Suite à trois semaines de contestations sévèrement réprimées par les autorités, une tranquillité instable a pris le dessus à Dacca, la métropole du Bangladesh, le matin du lundi 22 juillet. L’armée reste en alerte et le couvre-feu demeure en vigueur. L’armée et les forces paramilitaires surveillent à pied ou à bord de véhicules de combat cette cité de 20 millions de résidents. Samedi, la police n’a pas hésité à utiliser la force contre les milliers d’individus qui dénonçaient le couvre-feu. « Bien qu’il n’ait pas été annoncé officiellement, le Bangladesh se retrouve dans une situation d’urgence réelle », souligne Ali Riaz, enseignant en sciences politiques à l’Université d’État de l’Illinois.
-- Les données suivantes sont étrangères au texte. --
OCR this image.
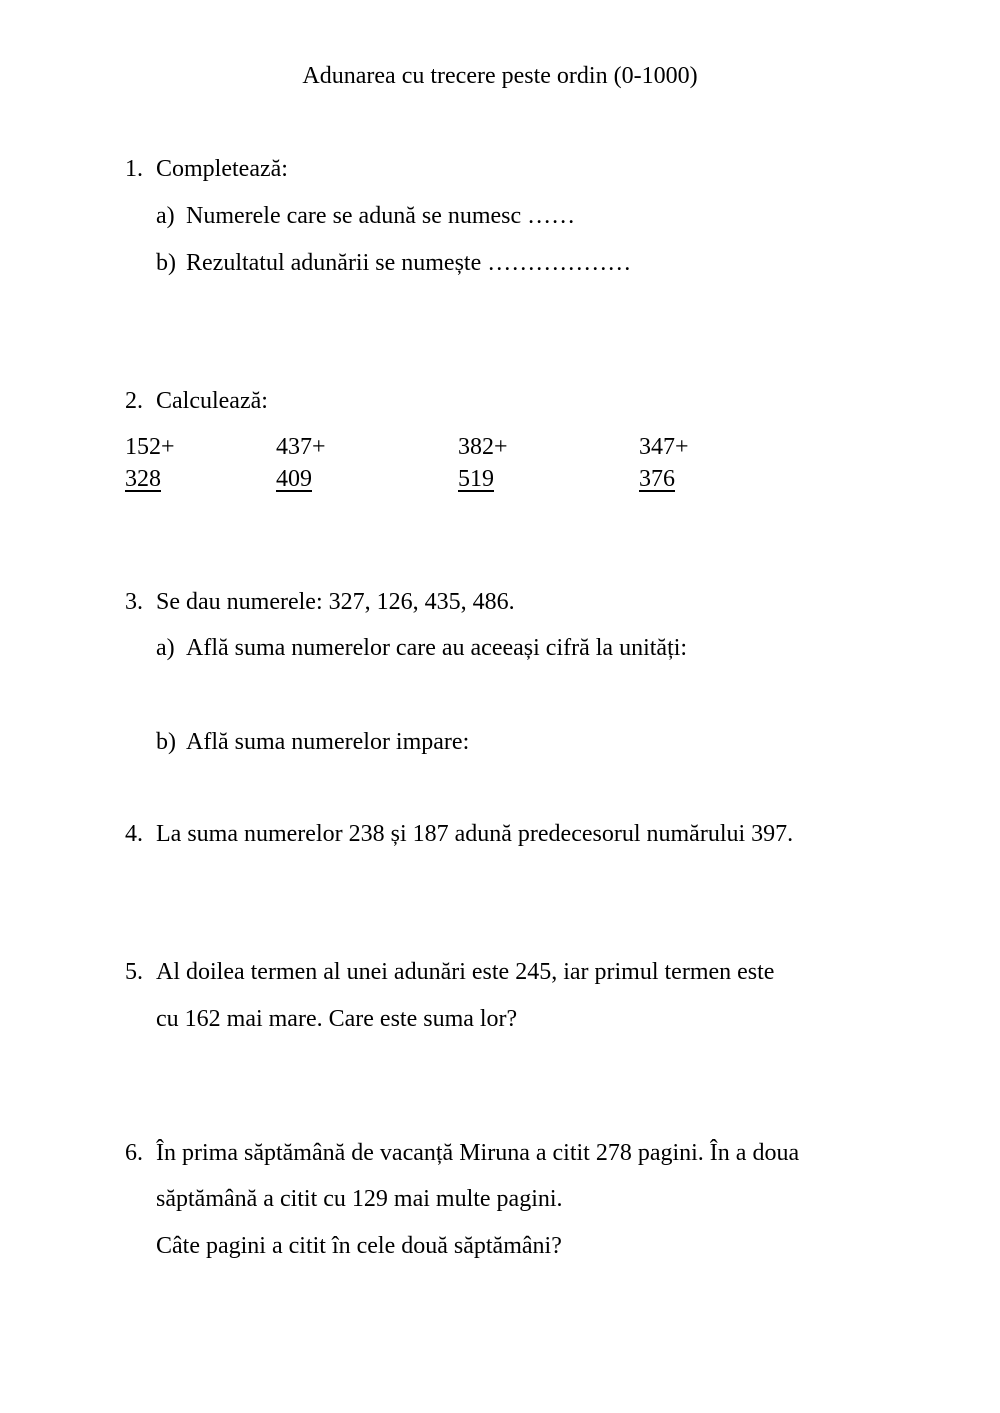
Adunarea cu trecere peste ordin (0-1000)
1. Completează:
a) Numerele care se adună se numesc ……
b) Rezultatul adunării se numește ………………
2. Calculează:
152+
328
437+
409
382+
519
347+
376
3. Se dau numerele: 327, 126, 435, 486.
a) Află suma numerelor care au aceeași cifră la unități:
b) Află suma numerelor impare:
4. La suma numerelor 238 și 187 adună predecesorul numărului 397.
5. Al doilea termen al unei adunări este 245, iar primul termen este
cu 162 mai mare. Care este suma lor?
6. În prima săptămână de vacanță Miruna a citit 278 pagini. În a doua
săptămână a citit cu 129 mai multe pagini.
Câte pagini a citit în cele două săptămâni?
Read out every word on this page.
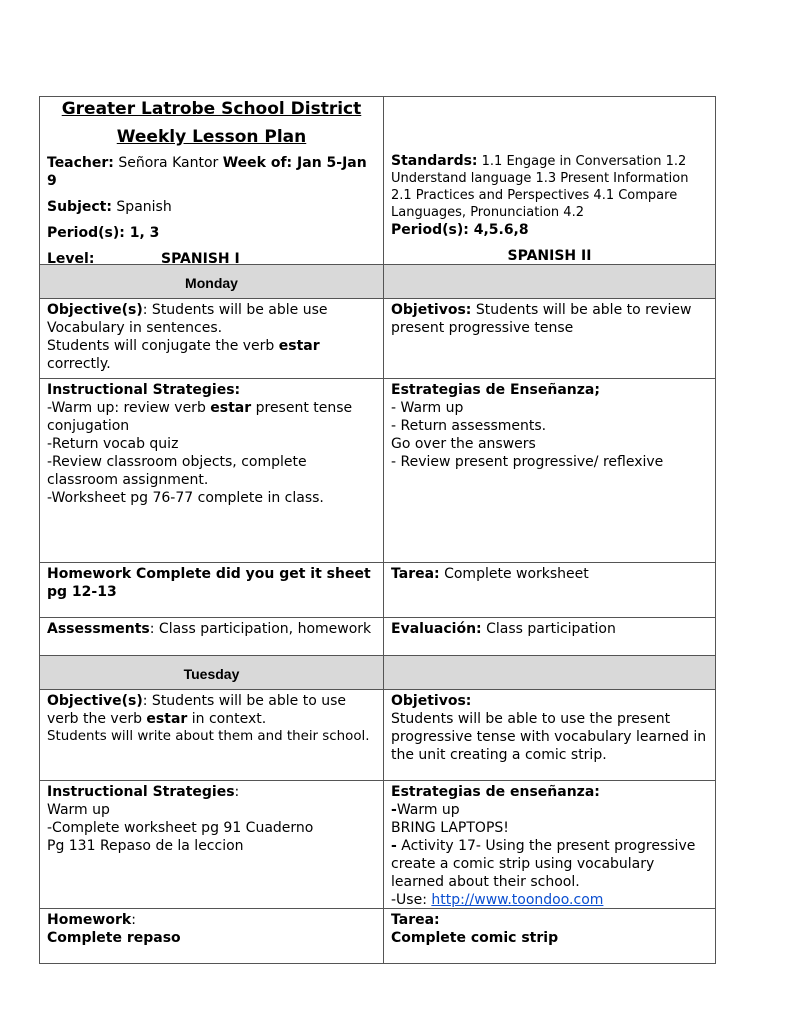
Greater Latrobe School District
Weekly Lesson Plan
Teacher: Señora Kantor Week of: Jan 5-Jan 9
Subject: Spanish
Period(s): 1, 3
Level:	SPANISH I
Standards: 1.1 Engage in Conversation 1.2 Understand language 1.3 Present Information 2.1 Practices and Perspectives 4.1 Compare Languages, Pronunciation 4.2
Period(s): 4,5.6,8
SPANISH II
Monday
Objective(s): Students will be able use Vocabulary in sentences.
Students will conjugate the verb estar correctly.
Objetivos: Students will be able to review present progressive tense
Instructional Strategies:
-Warm up: review verb estar present tense conjugation
-Return vocab quiz
-Review classroom objects, complete classroom assignment.
-Worksheet pg 76-77 complete in class.
Estrategias de Enseñanza;
- Warm up
- Return assessments.
Go over the answers
- Review present progressive/ reflexive
Homework Complete did you get it sheet pg 12-13
Tarea: Complete worksheet
Assessments: Class participation, homework	Evaluación: Class participation
Tuesday
Objective(s): Students will be able to use verb the verb estar in context.
Students will write about them and their school.
Objetivos:
Students will be able to use the present progressive tense with vocabulary learned in the unit creating a comic strip.
Instructional Strategies:
Warm up
-Complete worksheet pg 91 Cuaderno
Pg 131 Repaso de la leccion
Estrategias de enseñanza:
-Warm up
BRING LAPTOPS!
- Activity 17- Using the present progressive create a comic strip using vocabulary learned about their school.
-Use: http://www.toondoo.com
Homework:
Complete repaso
Tarea:
Complete comic strip
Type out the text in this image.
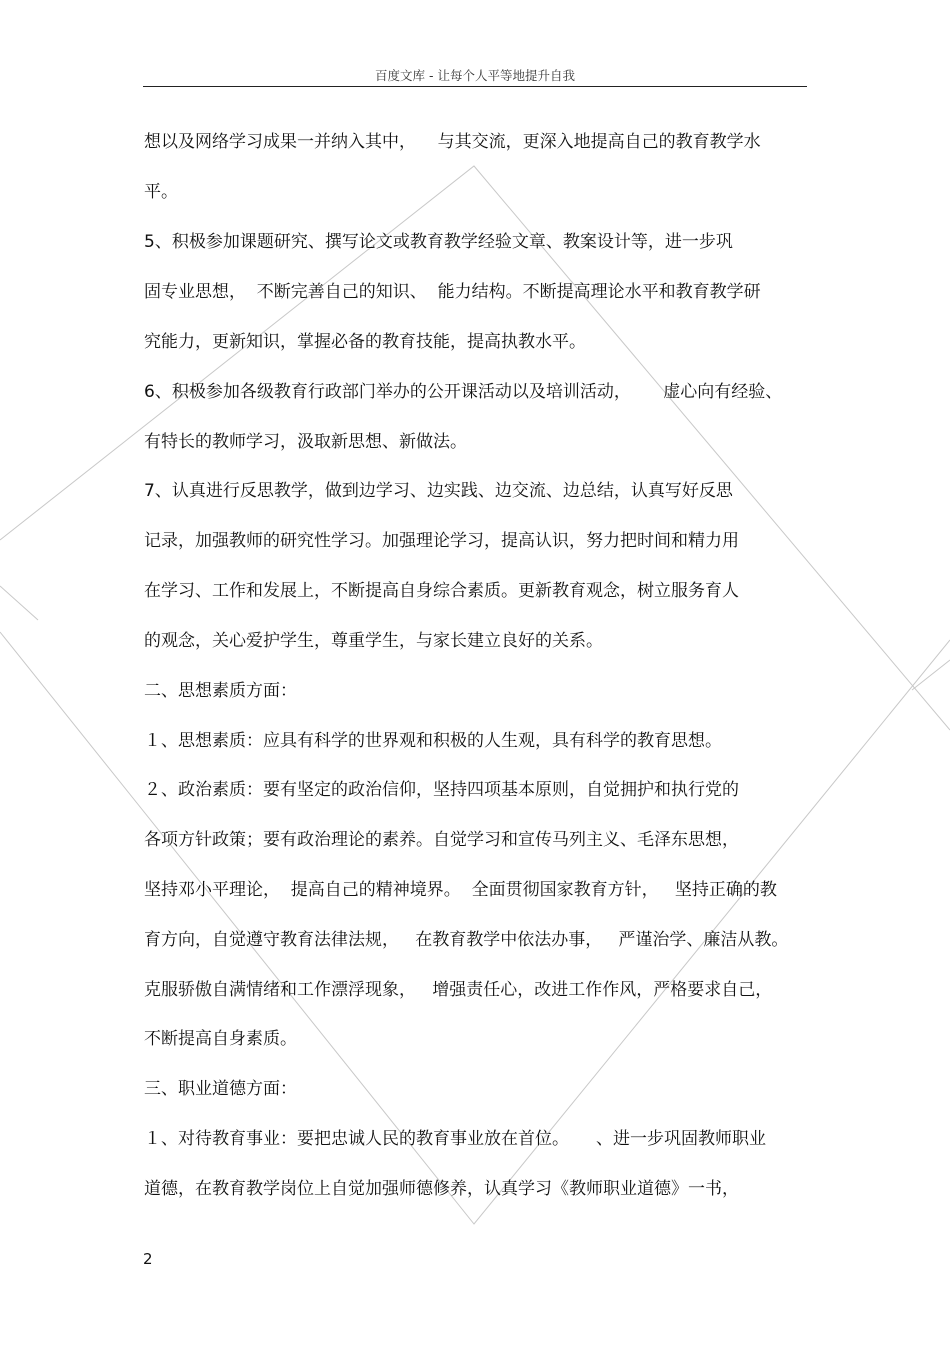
百度文库 - 让每个人平等地提升自我
想以及网络学习成果一并纳入其中，    与其交流，更深入地提高自己的教育教学水
平。
5、积极参加课题研究、撰写论文或教育教学经验文章、教案设计等，进一步巩
固专业思想，  不断完善自己的知识、  能力结构。不断提高理论水平和教育教学研
究能力，更新知识，掌握必备的教育技能，提高执教水平。
6、积极参加各级教育行政部门举办的公开课活动以及培训活动，      虚心向有经验、
有特长的教师学习，汲取新思想、新做法。
7、认真进行反思教学，做到边学习、边实践、边交流、边总结，认真写好反思
记录，加强教师的研究性学习。加强理论学习，提高认识，努力把时间和精力用
在学习、工作和发展上，不断提高自身综合素质。更新教育观念，树立服务育人
的观念，关心爱护学生，尊重学生，与家长建立良好的关系。
二、思想素质方面：
１、思想素质：应具有科学的世界观和积极的人生观，具有科学的教育思想。
２、政治素质：要有坚定的政治信仰，坚持四项基本原则，自觉拥护和执行党的
各项方针政策；要有政治理论的素养。自觉学习和宣传马列主义、毛泽东思想，
坚持邓小平理论，  提高自己的精神境界。  全面贯彻国家教育方针，   坚持正确的教
育方向，自觉遵守教育法律法规，   在教育教学中依法办事，   严谨治学、廉洁从教。
克服骄傲自满情绪和工作漂浮现象，   增强责任心，改进工作作风，严格要求自己，
不断提高自身素质。
三、职业道德方面：
１、对待教育事业：要把忠诚人民的教育事业放在首位。     、进一步巩固教师职业
道德，在教育教学岗位上自觉加强师德修养，认真学习《教师职业道德》一书，
2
Le dimanche 21 juillet, dans un geste de conciliation, la Cour Suprême a modifié la clé de répartition pour l’accès aux postes de fonctionnaires, qui avait provoqué le soulèvement étudiant. Désormais, seuls 5 % des postes sont dédiés aux descendants de ceux qui se sont battus pour la libération du pays en 1971, contre 30 % initialement. Une « discrimination positive » qui a été interprétée par ses opposants comme un moyen de privilégier les partisans de la première ministre, Sheikh Hasina.
Depuis 2009, l’autorité régnant sans opposition a montré une cruauté sans précédent dans la répression des agitations. Prothom Alo, le journal bengali le plus largement diffusé du pays, rapporte qu’au moins 174 vies ont été perdues en à peine six jours. Ces chiffres ne sont que préliminaires, étant donné la rareté des nouvelles provenant de Dacca. Les craintes des violations graves des droits de l’homme sont de plus en plus grandes alors que le gouvernement impose un blackout total. En effet, depuis le 18 juillet, l’accès à Internet a été coupé et les services de téléphonie mobile ont été perturbés, rendant ainsi presque impossible la communication avec l’extérieur. La police a annoncé lundi que plus de 500 personnes ont été arrêtées à Dacca, dont plusieurs leaders du Parti nationaliste du Bangladesh, qui fait partie de l’opposition.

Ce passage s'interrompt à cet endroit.